Cette neuvième planète aurait une masse de l'ordre de 10 fois la masse de la Terre avec un orbite excentrique (e~0,6) de demi grand axe de l'ordre de l'ordre de 700 UA (Neptune est à 30 UA et Pluton à 48 UA) avec un périhélie de plus de 100 UA et de direction opposée à la direction moyenne des corps de la ceinture de Kuiper étudiés dont le rapprochement est considéré comme une conséquence de l'existence de cette planète. Pour un demi grand axe de 700 UA, la période de révolution est donc de l'ordre de 18 500 a.

Orbite possible pour l'hypothétique neuvième planète du système solaire

Figure 6. Orbite possible pour l'hypothétique neuvième planète du système solaire

La neuvième planète doit avoir une masse de l'ordre de 10 masses terrestres, un demi grand axe de 700 UA et une excentricité de l'ordre de 0,6.


Une histoire qui se répète ?

Peu après la découverte d'Uranus en 1788, son orbite apparaissait non conforme aux modèles orbitaux connus, même en incluant les effets de Jupiter et Saturne. Il faudra attendre 1846 pour que Neptune soit observée après les calculs du Français Le Verrier et les observations des Prussiens Heinrich Louis d'Arrest et Johann Gottfried Galle.

Le même souci semblait affecter l'orbite de Neptune. À partir de calculs similaires à ceux utilisés pour découvrir Neptune, on cherche donc une planète transneptunienne. Des observations systématiques débutent en 1906, observations financées par le riche astronome Percival Lowell qui s'était fait construire un observatoire à Flagstaff (Arizona) pour, entre autres, étudier ce qu'il croyait être des canaux à la surface de Mars. Ces recherches aboutissent en 1930 à la découverte de Pluton par Clyde Tombaugh. Cependant, la découverte de Pluton tient plus du hasard que de la prédiction. En effet, on constate rapidement en estimant la masse de Pluton qu'elle est bien insuffisante pour expliquer les irrégularités supposées de l'orbite de Neptune.
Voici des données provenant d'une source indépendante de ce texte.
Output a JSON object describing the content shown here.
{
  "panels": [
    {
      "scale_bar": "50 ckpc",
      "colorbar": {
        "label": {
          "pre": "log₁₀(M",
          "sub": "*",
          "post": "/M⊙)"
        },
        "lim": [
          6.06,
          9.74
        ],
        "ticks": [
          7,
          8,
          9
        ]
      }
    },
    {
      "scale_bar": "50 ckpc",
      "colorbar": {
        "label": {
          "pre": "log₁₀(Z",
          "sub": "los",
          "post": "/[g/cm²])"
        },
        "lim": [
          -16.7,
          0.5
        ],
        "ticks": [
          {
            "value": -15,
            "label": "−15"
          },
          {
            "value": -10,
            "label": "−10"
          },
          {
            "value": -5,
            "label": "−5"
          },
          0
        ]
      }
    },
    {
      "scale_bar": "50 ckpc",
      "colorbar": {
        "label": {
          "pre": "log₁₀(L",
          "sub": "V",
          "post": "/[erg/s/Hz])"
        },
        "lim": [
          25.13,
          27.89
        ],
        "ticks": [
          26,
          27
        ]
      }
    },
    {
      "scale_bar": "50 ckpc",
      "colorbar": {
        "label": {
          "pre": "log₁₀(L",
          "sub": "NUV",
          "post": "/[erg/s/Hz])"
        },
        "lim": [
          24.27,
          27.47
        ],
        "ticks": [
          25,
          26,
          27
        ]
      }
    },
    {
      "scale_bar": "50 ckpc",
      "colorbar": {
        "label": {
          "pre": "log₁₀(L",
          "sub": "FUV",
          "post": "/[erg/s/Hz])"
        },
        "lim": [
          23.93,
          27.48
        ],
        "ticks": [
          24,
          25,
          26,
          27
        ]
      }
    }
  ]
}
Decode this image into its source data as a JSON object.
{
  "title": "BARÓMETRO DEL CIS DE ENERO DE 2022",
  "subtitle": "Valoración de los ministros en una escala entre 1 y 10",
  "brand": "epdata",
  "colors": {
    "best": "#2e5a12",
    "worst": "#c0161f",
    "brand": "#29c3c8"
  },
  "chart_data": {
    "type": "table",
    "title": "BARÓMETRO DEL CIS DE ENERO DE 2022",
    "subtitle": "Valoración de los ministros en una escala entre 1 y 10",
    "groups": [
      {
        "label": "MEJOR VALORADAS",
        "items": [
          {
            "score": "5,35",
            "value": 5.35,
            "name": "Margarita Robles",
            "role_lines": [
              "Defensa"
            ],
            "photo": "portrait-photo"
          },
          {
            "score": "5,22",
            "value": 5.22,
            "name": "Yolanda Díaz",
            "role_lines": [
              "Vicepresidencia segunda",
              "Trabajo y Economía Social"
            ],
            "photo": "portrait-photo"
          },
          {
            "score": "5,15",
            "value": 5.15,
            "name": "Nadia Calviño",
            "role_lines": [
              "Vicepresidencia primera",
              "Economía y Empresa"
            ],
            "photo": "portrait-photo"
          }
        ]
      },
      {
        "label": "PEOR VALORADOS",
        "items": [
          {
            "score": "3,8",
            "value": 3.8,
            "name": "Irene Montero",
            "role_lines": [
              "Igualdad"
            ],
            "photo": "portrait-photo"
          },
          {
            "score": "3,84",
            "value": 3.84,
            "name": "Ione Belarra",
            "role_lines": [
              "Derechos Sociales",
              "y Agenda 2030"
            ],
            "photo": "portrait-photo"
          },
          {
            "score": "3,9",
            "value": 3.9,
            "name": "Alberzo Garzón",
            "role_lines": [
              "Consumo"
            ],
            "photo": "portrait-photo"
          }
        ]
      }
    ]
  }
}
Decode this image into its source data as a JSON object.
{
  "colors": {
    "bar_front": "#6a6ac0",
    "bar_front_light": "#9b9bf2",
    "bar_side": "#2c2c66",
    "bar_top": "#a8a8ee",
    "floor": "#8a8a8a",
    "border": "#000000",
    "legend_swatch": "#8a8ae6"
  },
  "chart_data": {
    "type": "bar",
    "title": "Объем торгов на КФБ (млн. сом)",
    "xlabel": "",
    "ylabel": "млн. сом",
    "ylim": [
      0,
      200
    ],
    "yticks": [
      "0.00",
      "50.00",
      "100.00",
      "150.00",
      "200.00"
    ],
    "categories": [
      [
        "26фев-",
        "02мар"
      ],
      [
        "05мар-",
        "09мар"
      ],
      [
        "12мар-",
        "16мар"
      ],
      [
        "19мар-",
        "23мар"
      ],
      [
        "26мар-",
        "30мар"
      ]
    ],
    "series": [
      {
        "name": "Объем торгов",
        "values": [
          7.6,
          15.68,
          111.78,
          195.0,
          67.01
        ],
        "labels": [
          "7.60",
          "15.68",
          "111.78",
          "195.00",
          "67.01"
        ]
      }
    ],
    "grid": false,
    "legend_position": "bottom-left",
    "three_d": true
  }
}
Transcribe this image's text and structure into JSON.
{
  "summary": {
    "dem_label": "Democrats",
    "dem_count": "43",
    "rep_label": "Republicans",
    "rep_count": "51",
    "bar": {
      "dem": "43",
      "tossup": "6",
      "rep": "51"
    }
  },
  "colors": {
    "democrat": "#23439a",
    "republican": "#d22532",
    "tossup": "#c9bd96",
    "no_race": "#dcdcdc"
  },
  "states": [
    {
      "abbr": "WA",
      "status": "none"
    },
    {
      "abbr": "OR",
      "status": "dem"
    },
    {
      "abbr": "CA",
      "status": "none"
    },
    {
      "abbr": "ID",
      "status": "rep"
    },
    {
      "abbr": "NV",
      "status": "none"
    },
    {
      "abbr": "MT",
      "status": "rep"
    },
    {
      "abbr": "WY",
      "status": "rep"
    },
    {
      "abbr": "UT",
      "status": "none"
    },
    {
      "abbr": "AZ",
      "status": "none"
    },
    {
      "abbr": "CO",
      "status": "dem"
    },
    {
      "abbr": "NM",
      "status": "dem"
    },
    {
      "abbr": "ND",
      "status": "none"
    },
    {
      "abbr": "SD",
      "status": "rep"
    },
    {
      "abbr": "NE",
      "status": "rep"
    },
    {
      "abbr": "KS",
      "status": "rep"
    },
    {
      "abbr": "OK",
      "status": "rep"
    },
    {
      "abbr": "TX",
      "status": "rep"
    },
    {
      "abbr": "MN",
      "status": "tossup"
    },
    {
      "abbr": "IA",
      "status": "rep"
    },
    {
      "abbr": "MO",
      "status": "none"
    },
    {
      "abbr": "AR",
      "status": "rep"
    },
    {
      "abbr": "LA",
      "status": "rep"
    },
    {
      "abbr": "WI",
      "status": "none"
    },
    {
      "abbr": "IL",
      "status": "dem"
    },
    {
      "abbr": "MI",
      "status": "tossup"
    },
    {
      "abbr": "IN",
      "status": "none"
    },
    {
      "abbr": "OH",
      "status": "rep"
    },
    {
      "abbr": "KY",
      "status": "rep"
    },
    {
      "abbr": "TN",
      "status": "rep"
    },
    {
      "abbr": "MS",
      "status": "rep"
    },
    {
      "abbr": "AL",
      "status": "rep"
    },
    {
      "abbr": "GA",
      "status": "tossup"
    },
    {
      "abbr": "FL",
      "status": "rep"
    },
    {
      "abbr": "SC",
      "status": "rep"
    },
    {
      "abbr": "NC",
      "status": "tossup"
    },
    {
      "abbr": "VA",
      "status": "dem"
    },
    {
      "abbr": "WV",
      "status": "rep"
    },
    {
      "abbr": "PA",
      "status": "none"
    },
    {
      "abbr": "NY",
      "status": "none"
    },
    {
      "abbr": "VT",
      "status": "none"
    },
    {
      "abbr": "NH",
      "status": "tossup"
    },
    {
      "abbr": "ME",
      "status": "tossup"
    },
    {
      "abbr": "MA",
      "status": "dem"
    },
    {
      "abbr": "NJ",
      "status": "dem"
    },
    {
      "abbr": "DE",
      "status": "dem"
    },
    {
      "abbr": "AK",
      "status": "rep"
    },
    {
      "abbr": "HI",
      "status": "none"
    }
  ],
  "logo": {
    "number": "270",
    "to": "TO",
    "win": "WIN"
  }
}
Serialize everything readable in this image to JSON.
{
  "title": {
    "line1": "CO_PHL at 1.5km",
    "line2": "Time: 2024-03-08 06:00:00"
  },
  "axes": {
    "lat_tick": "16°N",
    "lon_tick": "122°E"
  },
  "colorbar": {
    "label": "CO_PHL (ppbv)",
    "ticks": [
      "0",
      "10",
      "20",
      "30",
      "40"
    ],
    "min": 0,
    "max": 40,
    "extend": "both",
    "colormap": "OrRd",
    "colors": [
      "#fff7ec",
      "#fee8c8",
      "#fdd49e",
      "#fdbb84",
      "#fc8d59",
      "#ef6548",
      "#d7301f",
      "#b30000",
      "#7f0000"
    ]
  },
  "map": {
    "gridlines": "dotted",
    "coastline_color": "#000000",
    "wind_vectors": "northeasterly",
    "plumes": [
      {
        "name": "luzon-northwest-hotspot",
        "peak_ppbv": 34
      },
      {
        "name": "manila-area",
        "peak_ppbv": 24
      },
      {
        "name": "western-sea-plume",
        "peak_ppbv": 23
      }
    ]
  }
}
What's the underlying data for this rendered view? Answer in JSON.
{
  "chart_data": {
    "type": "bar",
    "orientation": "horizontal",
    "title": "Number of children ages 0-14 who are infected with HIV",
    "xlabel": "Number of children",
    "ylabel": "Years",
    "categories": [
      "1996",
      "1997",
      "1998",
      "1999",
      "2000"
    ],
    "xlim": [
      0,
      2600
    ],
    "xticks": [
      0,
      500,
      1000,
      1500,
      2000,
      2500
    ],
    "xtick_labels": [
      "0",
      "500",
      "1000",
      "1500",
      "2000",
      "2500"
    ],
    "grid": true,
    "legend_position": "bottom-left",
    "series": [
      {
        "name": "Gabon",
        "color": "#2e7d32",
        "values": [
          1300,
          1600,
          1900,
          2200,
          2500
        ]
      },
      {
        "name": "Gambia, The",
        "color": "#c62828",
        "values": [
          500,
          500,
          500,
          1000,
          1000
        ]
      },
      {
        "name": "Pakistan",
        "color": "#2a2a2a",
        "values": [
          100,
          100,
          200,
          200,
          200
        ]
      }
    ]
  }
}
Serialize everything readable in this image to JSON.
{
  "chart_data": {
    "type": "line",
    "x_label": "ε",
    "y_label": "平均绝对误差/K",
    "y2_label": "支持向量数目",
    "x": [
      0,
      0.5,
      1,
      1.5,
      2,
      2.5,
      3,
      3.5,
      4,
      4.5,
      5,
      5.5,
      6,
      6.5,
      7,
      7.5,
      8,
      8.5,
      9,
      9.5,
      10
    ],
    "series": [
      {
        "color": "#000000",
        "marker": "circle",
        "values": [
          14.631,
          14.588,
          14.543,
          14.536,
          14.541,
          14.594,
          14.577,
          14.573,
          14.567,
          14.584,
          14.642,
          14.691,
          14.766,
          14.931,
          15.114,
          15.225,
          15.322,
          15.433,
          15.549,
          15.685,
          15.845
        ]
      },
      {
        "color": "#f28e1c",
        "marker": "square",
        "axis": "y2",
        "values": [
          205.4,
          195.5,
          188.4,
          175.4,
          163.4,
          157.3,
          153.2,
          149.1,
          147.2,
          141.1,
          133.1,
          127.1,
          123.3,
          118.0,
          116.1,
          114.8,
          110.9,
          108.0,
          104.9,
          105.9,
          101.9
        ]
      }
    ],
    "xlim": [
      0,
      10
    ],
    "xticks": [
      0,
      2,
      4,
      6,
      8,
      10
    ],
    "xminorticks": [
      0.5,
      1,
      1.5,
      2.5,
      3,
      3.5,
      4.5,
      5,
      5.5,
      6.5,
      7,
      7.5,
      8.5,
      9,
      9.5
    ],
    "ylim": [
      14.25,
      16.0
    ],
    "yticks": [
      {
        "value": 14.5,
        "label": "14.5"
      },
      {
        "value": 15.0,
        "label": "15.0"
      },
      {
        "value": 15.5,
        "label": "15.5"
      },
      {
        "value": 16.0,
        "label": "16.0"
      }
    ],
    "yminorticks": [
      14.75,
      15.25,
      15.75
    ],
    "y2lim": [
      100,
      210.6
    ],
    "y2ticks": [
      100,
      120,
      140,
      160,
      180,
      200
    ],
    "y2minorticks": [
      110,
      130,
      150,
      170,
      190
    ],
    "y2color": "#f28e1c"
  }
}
Surtout, on a découvert ensuite que ces irrégularités n'existaient pas et étaient en fait dues à des incertitudes d'observation ! Le petit Pluton était "par hasard" là où des calculs, fondés sur des données erronées, prédisaient la possibilité qu'il y ait une grosse planète !

Les calculs annoncés aujourd'hui seront peut-être le départ de recherches. Mais plusieurs obstacles se dressent.

Les objets connus de la ceinture de Kuiper, qui ont été à l'origine des estimations présentées, ont été découverts lors de leur passage près de leur périhélie car c'est alors qu'ils sont les plus proches de nous et surtout qu'ils sont les plus lumineux (car plus proches du Soleil). Si la neuvième planète est actuellement plutôt vers son aphélie, il faudra attendre 5000 à 10000 ans avant d'être dans des conditions plus confortables d'observation...

Dans un cas favorable les grands télescopes actuels et les nouveaux télescope qui vont entrer en fonction permettront peut-être de la détecter d'ici quelques années. Si une mission doit être montée, une sonde lancée... il faudra attendre plus de 50 ans avant une éventuelle rencontre vers le périhélie avec les technologies actuelles.

Mais, surtout, comme le soulignent les auteurs de l'étude, c'est par la découverte de nouveaux corps de la ceinture de Kuiper que des contraintes supplémentaires pourront être obtenues afin de restreindre la gamme des orbites possibles. En l'état actuel des connaissances et des hypothèses, trouver une planète si lointaine avec une si large gamme des possibles (orientation, excentricité, grand axe) relèverait plus du coup de chance que de la stratégie.

Gageons que les prochaines découvertes transneptuniennes relanceront le débat et les calculs.